Since a particular essay cannot be simultaneously worthy of nine different grades, for example, one is forced to the conclusion that a well-defined intrinsic worth cannot be ascribed to a particular essay. The essay’s worth can only be ascribed relative to a particular marker. In summary, the grade is not a property of the essay; rather, it is a joint property of the essay and the particular marker. To communicate unambiguously about the quality of the essay one must specify the measuring tool (in this case the marker). The grade is best construed as a property of an interaction between essay and marker rather than an intrinsic property of the essay.
It is important to stress that moderation’s difficulties extend beyond disciplines where essay-type questions predominate; all examinations are affected. In the text Fundamentals of Item Response Theory, Hambleton et al. address all tests: “examinee characteristics and test characteristics cannot be separated: each can be interpreted only in the context of the other … An examinee’s ability is defined only in terms of a particular test. When the test is “hard,” the examinee will appear to have low ability; when the test is “easy,” the examinee will appear to have higher ability. … Whether an item is hard or easy depends on the ability of the examinees being measured, and the ability of the examinees depends on whether the test items are hard or easy!” (pp. 2-3) One cannot meaningfully separate the notion of ability from the characteristics of the particular test used to measure that ability.
Now let’s return to our GCSE geography teacher.
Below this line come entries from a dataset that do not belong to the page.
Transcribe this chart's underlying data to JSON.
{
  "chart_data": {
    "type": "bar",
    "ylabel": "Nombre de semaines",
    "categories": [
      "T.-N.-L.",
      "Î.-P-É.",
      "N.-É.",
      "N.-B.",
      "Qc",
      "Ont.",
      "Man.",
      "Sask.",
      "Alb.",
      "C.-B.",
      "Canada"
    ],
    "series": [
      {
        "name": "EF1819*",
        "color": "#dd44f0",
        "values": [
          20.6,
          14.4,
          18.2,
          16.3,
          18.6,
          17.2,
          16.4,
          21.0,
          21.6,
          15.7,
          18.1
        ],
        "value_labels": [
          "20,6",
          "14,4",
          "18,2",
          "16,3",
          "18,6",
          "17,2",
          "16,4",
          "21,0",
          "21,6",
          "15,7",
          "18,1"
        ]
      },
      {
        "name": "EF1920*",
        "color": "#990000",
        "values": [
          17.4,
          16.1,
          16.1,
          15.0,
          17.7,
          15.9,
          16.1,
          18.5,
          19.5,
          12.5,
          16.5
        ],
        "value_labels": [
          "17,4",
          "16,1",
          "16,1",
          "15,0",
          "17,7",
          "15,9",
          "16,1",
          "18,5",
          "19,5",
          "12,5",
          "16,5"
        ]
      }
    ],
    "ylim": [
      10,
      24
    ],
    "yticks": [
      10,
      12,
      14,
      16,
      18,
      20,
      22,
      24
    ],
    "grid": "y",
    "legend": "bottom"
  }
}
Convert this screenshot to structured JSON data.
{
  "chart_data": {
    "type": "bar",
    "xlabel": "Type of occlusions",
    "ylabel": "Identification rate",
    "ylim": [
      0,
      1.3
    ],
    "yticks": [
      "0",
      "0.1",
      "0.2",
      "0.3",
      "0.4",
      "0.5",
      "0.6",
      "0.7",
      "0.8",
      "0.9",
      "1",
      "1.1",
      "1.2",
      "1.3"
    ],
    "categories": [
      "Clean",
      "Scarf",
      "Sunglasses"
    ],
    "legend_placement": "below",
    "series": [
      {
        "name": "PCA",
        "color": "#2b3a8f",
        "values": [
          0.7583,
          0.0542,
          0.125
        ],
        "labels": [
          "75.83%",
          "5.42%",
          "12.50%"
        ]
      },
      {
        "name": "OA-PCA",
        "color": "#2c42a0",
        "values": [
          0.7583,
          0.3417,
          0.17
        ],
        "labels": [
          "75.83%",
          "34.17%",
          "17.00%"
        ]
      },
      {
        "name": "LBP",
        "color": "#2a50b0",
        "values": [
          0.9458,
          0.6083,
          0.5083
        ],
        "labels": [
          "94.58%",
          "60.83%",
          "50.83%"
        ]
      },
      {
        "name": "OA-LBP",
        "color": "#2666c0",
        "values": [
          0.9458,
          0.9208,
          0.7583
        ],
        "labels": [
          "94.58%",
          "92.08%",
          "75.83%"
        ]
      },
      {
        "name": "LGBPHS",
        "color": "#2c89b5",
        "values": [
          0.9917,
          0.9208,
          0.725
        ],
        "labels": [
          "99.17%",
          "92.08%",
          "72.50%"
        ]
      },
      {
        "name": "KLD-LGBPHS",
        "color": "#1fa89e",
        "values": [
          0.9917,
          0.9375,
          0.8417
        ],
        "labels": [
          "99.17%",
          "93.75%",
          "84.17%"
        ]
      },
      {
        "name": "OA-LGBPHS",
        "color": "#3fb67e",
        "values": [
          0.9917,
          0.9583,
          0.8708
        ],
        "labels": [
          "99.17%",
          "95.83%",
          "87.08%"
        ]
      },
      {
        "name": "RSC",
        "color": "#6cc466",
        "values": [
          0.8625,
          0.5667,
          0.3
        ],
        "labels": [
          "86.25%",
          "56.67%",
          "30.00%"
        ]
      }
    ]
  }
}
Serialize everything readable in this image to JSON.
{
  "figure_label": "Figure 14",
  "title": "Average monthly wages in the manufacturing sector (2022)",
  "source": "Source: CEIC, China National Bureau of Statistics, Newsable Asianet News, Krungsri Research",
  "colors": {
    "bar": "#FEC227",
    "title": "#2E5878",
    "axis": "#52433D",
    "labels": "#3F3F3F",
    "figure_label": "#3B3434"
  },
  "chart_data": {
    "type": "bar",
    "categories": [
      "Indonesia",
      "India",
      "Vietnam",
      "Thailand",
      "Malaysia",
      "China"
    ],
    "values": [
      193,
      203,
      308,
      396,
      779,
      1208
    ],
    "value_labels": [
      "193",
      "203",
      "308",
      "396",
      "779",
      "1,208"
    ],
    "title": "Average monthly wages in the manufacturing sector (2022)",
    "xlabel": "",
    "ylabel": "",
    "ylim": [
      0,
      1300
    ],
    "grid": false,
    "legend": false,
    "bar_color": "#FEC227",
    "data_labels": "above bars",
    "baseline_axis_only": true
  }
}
During her exam board training she studied the responses given by students who achieved specified grades in particular GCSE geography examinations. However, she must now use her judgement to assign grades to her students’ portfolios, a very different form of assessment. Dr Mike Cresswell – a past Chief Executive of the exam board AQA – underlines “the need to accept that there is no external and objective reality underpinning the comparability of results from different examinations.” This presents our geography teacher with an intractable problem: she must somehow gain insights into absolute standards which float free of any particular examination. For example, the absolute standard “B grade in GCSE geography” makes no reference to a particular test. Alas, in Cresswell’s words, “absolute examination standards are … a chimera.”